Critical path IV: Greenhouse for community manufacturing. The first phase of the renovation project includes warehouses # 2 and # 4, and both consist of three units of 30m * 30m. The architect was only able to make a few changes due to the heritage preservation directive. For the building with a great depth and a small window opening, the skylight is a good solution for daylighting and ventilation. So why not turn it into a greenhouse garden? Thus, a new typology appears: the two warehouses have a spatial sequence with a garden at the beginning. This welcoming green stage would become a good gift for visitors to the cold northern region.
# 2 The warehouse is renovated into a community library. In the age of online reading, the only way to save physical reading is to create an attractive physical atmosphere. The existing space gives a sacred aura to a reading room, and the greenhouse introduces the garden model into the conventional typology of the library.
# 4 The warehouse is renovated into a sales office. The entrance is called “the Garden of Eden”, a discussion space surrounded by tropical plants and bodies of water. However, this space is not reached immediately, as one has to walk through a gallery exhibiting the history of Dongmaoku to the heart of the central hall and then relax in this space.
Critical path V: the spatial justice of urban renewal. Two renovated warehouses are linked together and are transformed into a community center. The common mass continues the abstract geometry of the old roof framing system and defines a romantic entrance like a wedding hall, which showcases the old rustic warehouses. As an urban manifesto, “spatial justice” fights for the equal rights of less powerful groups to use urban public space. Strictly speaking, spatial justice attempts to overcome discrimination between inhabitants of the same residential neighborhoods. We take advantage of high-end development for the benefit of local residents. By transforming this industrial heritage into an urban public resource, different social groups could find their own identification: nostalgia for the elderly, fashion for young people, conviviality for the most modest, appropriate for the wealthy class, etc.
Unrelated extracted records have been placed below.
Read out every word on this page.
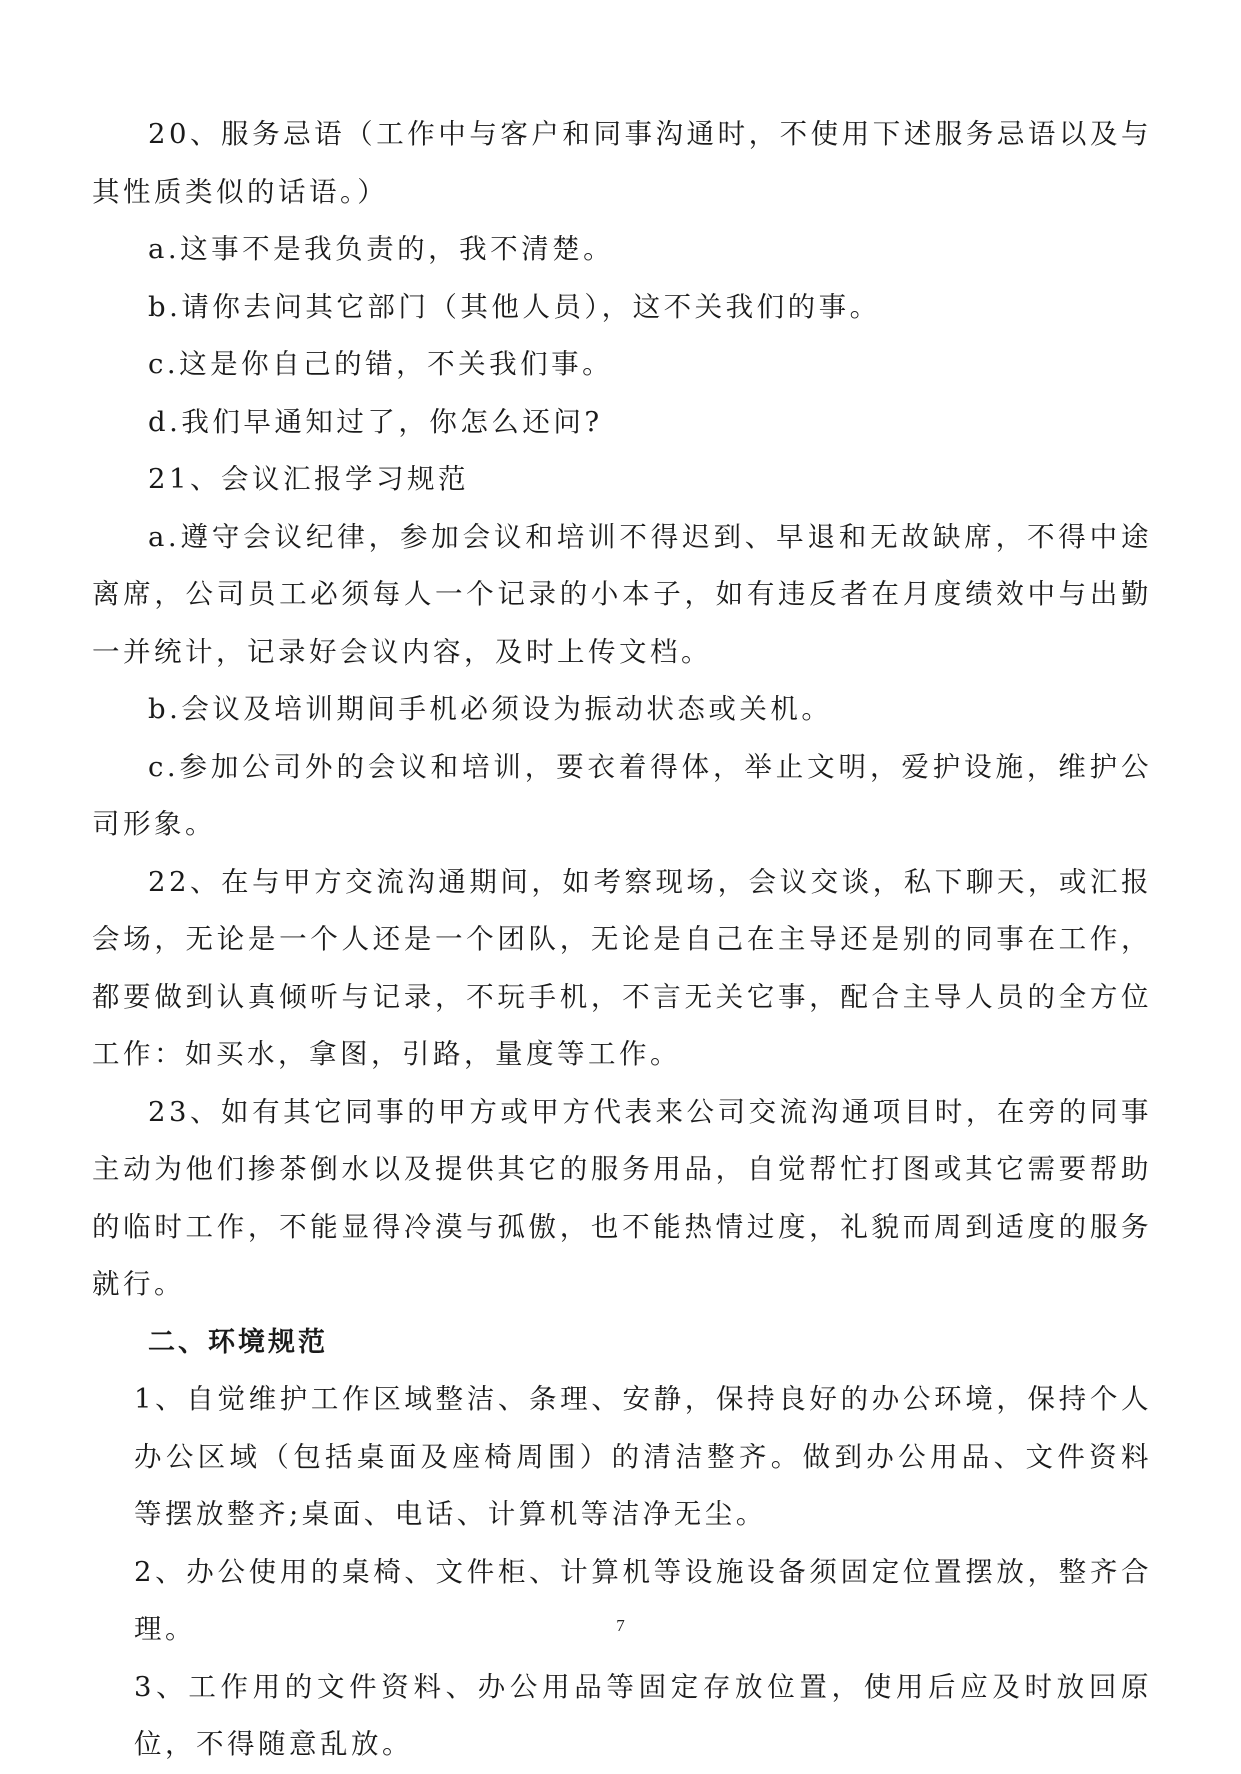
20、服务忌语（工作中与客户和同事沟通时，不使用下述服务忌语以及与其性质类似的话语。）

a.这事不是我负责的，我不清楚。

b.请你去问其它部门（其他人员），这不关我们的事。

c.这是你自己的错，不关我们事。

d.我们早通知过了，你怎么还问?

21、会议汇报学习规范

a.遵守会议纪律，参加会议和培训不得迟到、早退和无故缺席，不得中途离席，公司员工必须每人一个记录的小本子，如有违反者在月度绩效中与出勤一并统计，记录好会议内容，及时上传文档。

b.会议及培训期间手机必须设为振动状态或关机。

c.参加公司外的会议和培训，要衣着得体，举止文明，爱护设施，维护公司形象。

22、在与甲方交流沟通期间，如考察现场，会议交谈，私下聊天，或汇报会场，无论是一个人还是一个团队，无论是自己在主导还是别的同事在工作，都要做到认真倾听与记录，不玩手机，不言无关它事，配合主导人员的全方位工作：如买水，拿图，引路，量度等工作。

23、如有其它同事的甲方或甲方代表来公司交流沟通项目时，在旁的同事主动为他们掺茶倒水以及提供其它的服务用品，自觉帮忙打图或其它需要帮助的临时工作，不能显得冷漠与孤傲，也不能热情过度，礼貌而周到适度的服务就行。

二、环境规范

1、自觉维护工作区域整洁、条理、安静，保持良好的办公环境，保持个人办公区域（包括桌面及座椅周围）的清洁整齐。做到办公用品、文件资料等摆放整齐;桌面、电话、计算机等洁净无尘。

2、办公使用的桌椅、文件柜、计算机等设施设备须固定位置摆放，整齐合理。

3、工作用的文件资料、办公用品等固定存放位置，使用后应及时放回原位，不得随意乱放。

7
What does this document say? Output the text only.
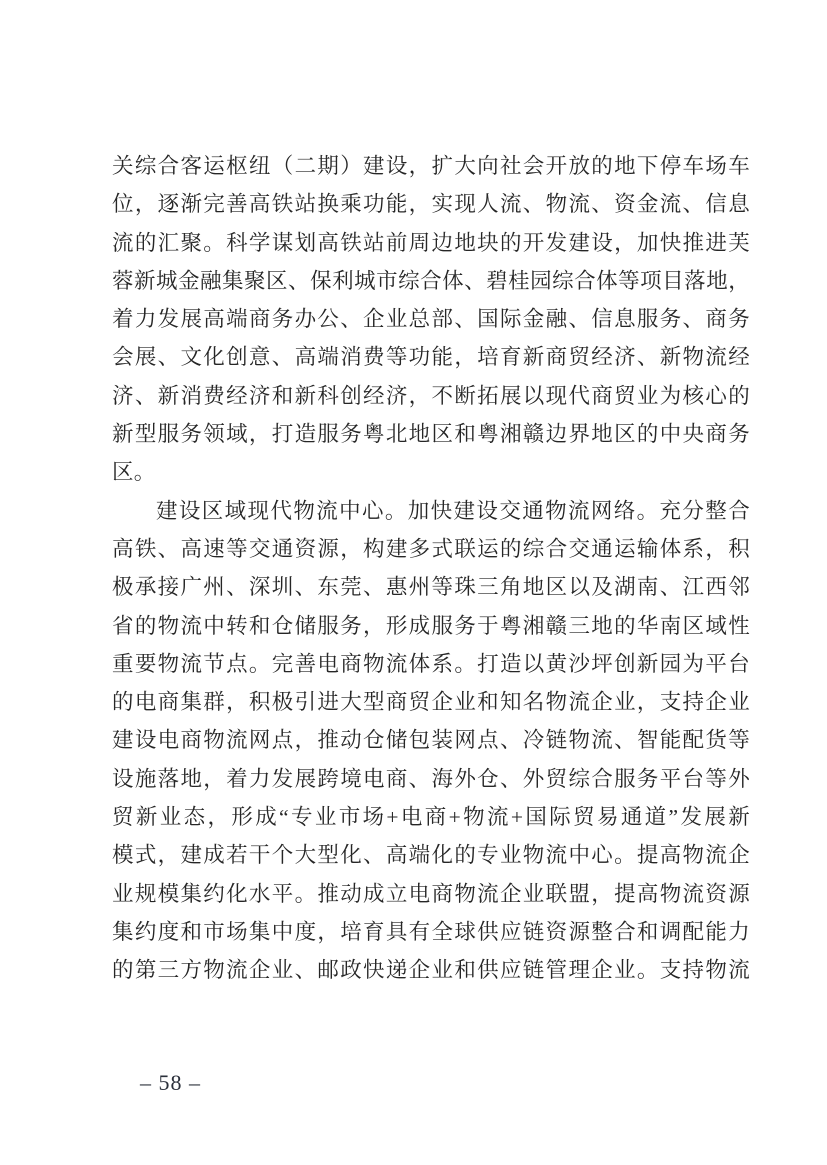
关综合客运枢纽（二期）建设，扩大向社会开放的地下停车场车
位，逐渐完善高铁站换乘功能，实现人流、物流、资金流、信息
流的汇聚。科学谋划高铁站前周边地块的开发建设，加快推进芙
蓉新城金融集聚区、保利城市综合体、碧桂园综合体等项目落地，
着力发展高端商务办公、企业总部、国际金融、信息服务、商务
会展、文化创意、高端消费等功能，培育新商贸经济、新物流经
济、新消费经济和新科创经济，不断拓展以现代商贸业为核心的
新型服务领域，打造服务粤北地区和粤湘赣边界地区的中央商务
区。
建设区域现代物流中心。加快建设交通物流网络。充分整合
高铁、高速等交通资源，构建多式联运的综合交通运输体系，积
极承接广州、深圳、东莞、惠州等珠三角地区以及湖南、江西邻
省的物流中转和仓储服务，形成服务于粤湘赣三地的华南区域性
重要物流节点。完善电商物流体系。打造以黄沙坪创新园为平台
的电商集群，积极引进大型商贸企业和知名物流企业，支持企业
建设电商物流网点，推动仓储包装网点、冷链物流、智能配货等
设施落地，着力发展跨境电商、海外仓、外贸综合服务平台等外
贸新业态，形成“专业市场+电商+物流+国际贸易通道”发展新
模式，建成若干个大型化、高端化的专业物流中心。提高物流企
业规模集约化水平。推动成立电商物流企业联盟，提高物流资源
集约度和市场集中度，培育具有全球供应链资源整合和调配能力
的第三方物流企业、邮政快递企业和供应链管理企业。支持物流
– 58 –
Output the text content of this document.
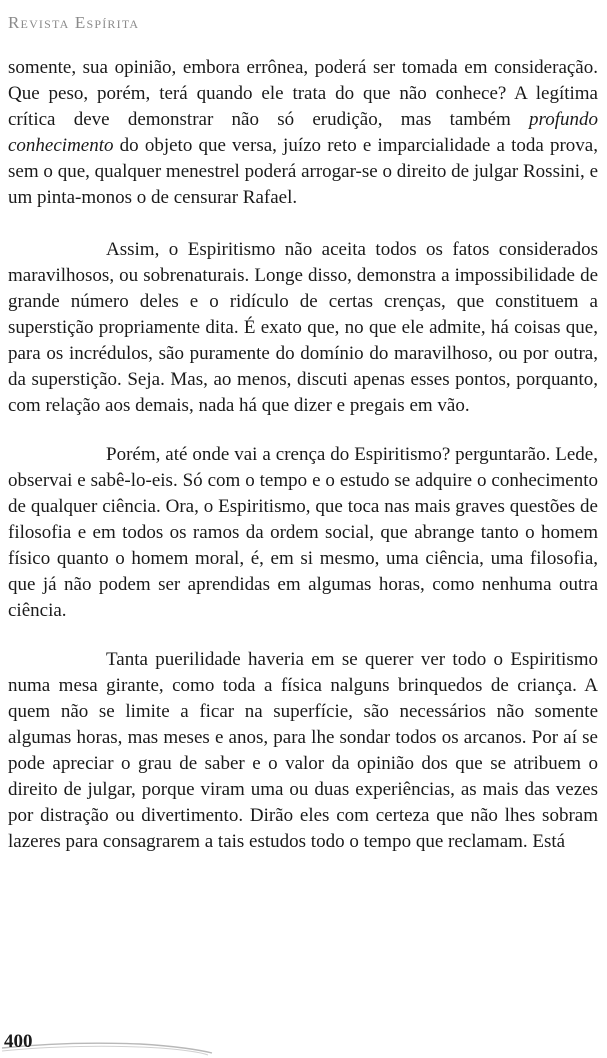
Revista Espírita

somente, sua opinião, embora errônea, poderá ser tomada em consideração. Que peso, porém, terá quando ele trata do que não conhece? A legítima crítica deve demonstrar não só erudição, mas também profundo conhecimento do objeto que versa, juízo reto e imparcialidade a toda prova, sem o que, qualquer menestrel poderá arrogar-se o direito de julgar Rossini, e um pinta-monos o de censurar Rafael.

Assim, o Espiritismo não aceita todos os fatos considerados maravilhosos, ou sobrenaturais. Longe disso, demonstra a impossibilidade de grande número deles e o ridículo de certas crenças, que constituem a superstição propriamente dita. É exato que, no que ele admite, há coisas que, para os incrédulos, são puramente do domínio do maravilhoso, ou por outra, da superstição. Seja. Mas, ao menos, discuti apenas esses pontos, porquanto, com relação aos demais, nada há que dizer e pregais em vão.

Porém, até onde vai a crença do Espiritismo? perguntarão. Lede, observai e sabê-lo-eis. Só com o tempo e o estudo se adquire o conhecimento de qualquer ciência. Ora, o Espiritismo, que toca nas mais graves questões de filosofia e em todos os ramos da ordem social, que abrange tanto o homem físico quanto o homem moral, é, em si mesmo, uma ciência, uma filosofia, que já não podem ser aprendidas em algumas horas, como nenhuma outra ciência.

Tanta puerilidade haveria em se querer ver todo o Espiritismo numa mesa girante, como toda a física nalguns brinquedos de criança. A quem não se limite a ficar na superfície, são necessários não somente algumas horas, mas meses e anos, para lhe sondar todos os arcanos. Por aí se pode apreciar o grau de saber e o valor da opinião dos que se atribuem o direito de julgar, porque viram uma ou duas experiências, as mais das vezes por distração ou divertimento. Dirão eles com certeza que não lhes sobram lazeres para consagrarem a tais estudos todo o tempo que reclamam. Está

400
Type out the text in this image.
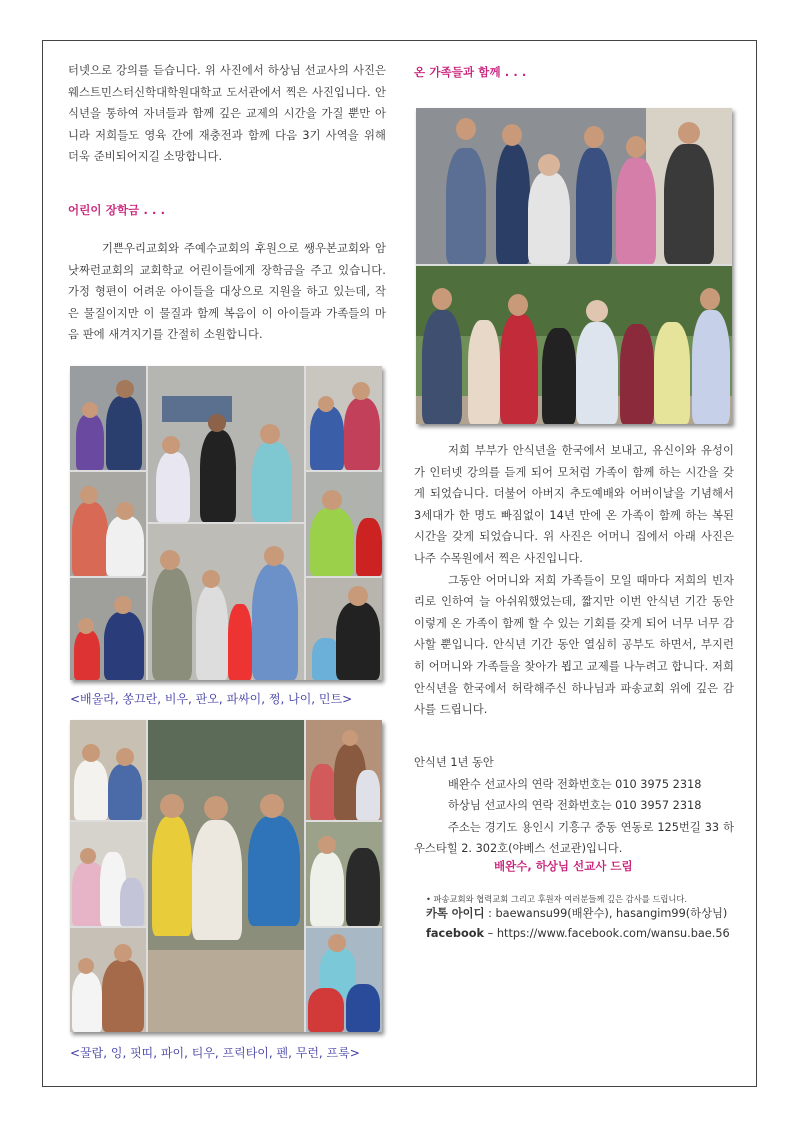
터넷으로 강의를 듣습니다. 위 사진에서 하상님 선교사의 사진은 웨스트민스터신학대학원대학교 도서관에서 찍은 사진입니다. 안식년을 통하여 자녀들과 함께 깊은 교제의 시간을 가질 뿐만 아니라 저희들도 영육 간에 재충전과 함께 다음 3기 사역을 위해 더욱 준비되어지길 소망합니다.

어린이 장학금 . . .

기쁜우리교회와 주예수교회의 후원으로 쌩우본교회와 암낫짜런교회의 교회학교 어린이들에게 장학금을 주고 있습니다. 가정 형편이 어려운 아이들을 대상으로 지원을 하고 있는데, 작은 물질이지만 이 물질과 함께 복음이 이 아이들과 가족들의 마음 판에 새겨지기를 간절히 소원합니다.

<배울라, 쏭끄란, 비우, 판오, 파싸이, 쩡, 나이, 민트>
<꿀랍, 잉, 핏띠, 파이, 티우, 프릭타이, 펜, 무런, 프룩>
온 가족들과 함께 . . .

저희 부부가 안식년을 한국에서 보내고, 유신이와 유성이가 인터넷 강의를 듣게 되어 모처럼 가족이 함께 하는 시간을 갖게 되었습니다. 더불어 아버지 추도예배와 어버이날을 기념해서 3세대가 한 명도 빠짐없이 14년 만에 온 가족이 함께 하는 복된 시간을 갖게 되었습니다. 위 사진은 어머니 집에서 아래 사진은 나주 수목원에서 찍은 사진입니다.

그동안 어머니와 저희 가족들이 모일 때마다 저희의 빈자리로 인하여 늘 아쉬워했었는데, 짧지만 이번 안식년 기간 동안 이렇게 온 가족이 함께 할 수 있는 기회를 갖게 되어 너무 너무 감사할 뿐입니다. 안식년 기간 동안 열심히 공부도 하면서, 부지런히 어머니와 가족들을 찾아가 뵙고 교제를 나누려고 합니다. 저희 안식년을 한국에서 허락해주신 하나님과 파송교회 위에 깊은 감사를 드립니다.

안식년 1년 동안
배완수 선교사의 연락 전화번호는 010 3975 2318
하상님 선교사의 연락 전화번호는 010 3957 2318
주소는 경기도 용인시 기흥구 중동 연동로 125번길 33 하우스타힐 2. 302호(야베스 선교관)입니다.
배완수, 하상님 선교사 드림
• 파송교회와 협력교회 그리고 후원자 여러분들께 깊은 감사를 드립니다.
카톡 아이디 : baewansu99(배완수), hasangim99(하상님)
facebook – https://www.facebook.com/wansu.bae.56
This development could be an opportunity to use the new cultural landscape to reduce social differences in order to create an “imaginary community”.
Launched during a period of severe pandemic without access to the site and completed in an intensive period of time, the Dongmaoku project forces us to return to the fundamental logic and to work in a simple way while respecting the current codes of heritage preservation. . It requires logical reasoning to achieve goals by identifying the most important critical paths. Now, the best parts of Dongmaoku rehabilitation are still in progress. Two renovated warehouses helped build public confidence in the project. The old wooden trusses demolished from the other warehouses would be placed on the roof of the new primary school. An example of systematic recycling of ancient history, this design gesture is one of the witnesses to the rebirth of Dongmaoku.